Selon l’Agence congolaise de presse(ACP), la déclaration relève que la situation reste préoccupante dans plusieurs zones de santé de l’Ituri, du Nord-Kivu et du Sud-Kivu où des cas continuent d’être signalés. Cette situation emmène les autorités sanitaires à renforcer les activités de surveillance, de diagnostic en laboratoire, de prévention, de contrôle des infections, de prise en charge des malades ainsi que de recherche active des cas et des contacts.
« Ensemble, les autorités congolaises et leurs partenaires œuvrent au renouvellement de la coordination opérationnelle, à la mobilisation accrue des ressources et à l’acheminement rapide et équitable des interventions vitales vers les communautés affectées », relève la source.
L’ACP précise que les autorités congolaises et leurs partenaires ont insisté sur le rôle prédominant des masses dans la maîtrise de l’épidémie, estimant que le succès de la riposte dépend entre autres, de la confiance, de l’engagement et du leadership des communautés locales.
Les autorités nationales, provinciales et les partenaires sanitaires poursuivent le dialogue avec les leaders communautaires, les organisations de jeunes et de femmes, les responsables religieux ainsi que les acteurs de la société civile dans le but de favoriser l’adhésion aux mesures de prévention.
Selon la déclaration commune, le Gouvernement et l’OMS recommandent aux communautés entre autres, le lavage régulier des mains, le recours précoce aux structures de santé et le partage d’informations fiables et vérifiées.
Reconnaissant que la souche Bundibugyo présente des défis supplémentaires en raison de l’absence actuelle d’un vaccin homologué et d’un traitement spécifique approuvé ,le gouvernement relève que les mesures de santé publique éprouvées demeurent efficaces pour ralentir la transmission du virus, améliorer les chances de guérison et protéger les populations exposées.

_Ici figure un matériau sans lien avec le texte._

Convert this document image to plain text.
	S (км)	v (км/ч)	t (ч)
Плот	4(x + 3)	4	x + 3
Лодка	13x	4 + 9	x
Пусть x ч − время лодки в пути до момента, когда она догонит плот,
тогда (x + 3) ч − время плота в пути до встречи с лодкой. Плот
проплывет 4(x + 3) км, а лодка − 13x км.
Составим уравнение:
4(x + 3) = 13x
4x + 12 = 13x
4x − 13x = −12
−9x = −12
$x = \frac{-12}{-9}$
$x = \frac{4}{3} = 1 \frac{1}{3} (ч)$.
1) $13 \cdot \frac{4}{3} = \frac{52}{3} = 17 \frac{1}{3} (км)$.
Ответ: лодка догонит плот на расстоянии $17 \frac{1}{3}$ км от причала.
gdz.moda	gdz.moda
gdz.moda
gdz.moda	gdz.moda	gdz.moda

Des actions sont menées pour la mise en œuvre rapide d’essais cliniques portant sur des vaccins et traitements candidats adaptés à cette souche.
Saluant le soutien apporté par Africa CDC, le système des Nations Unies et l’ensemble des partenaires techniques et financiers engagés dans la riposte, les deux parties estiment que la poursuite de cette solidarité demeure essentielle pour briser la chaîne de transmission et renforcer durablement la sécurité sanitaire dans la région.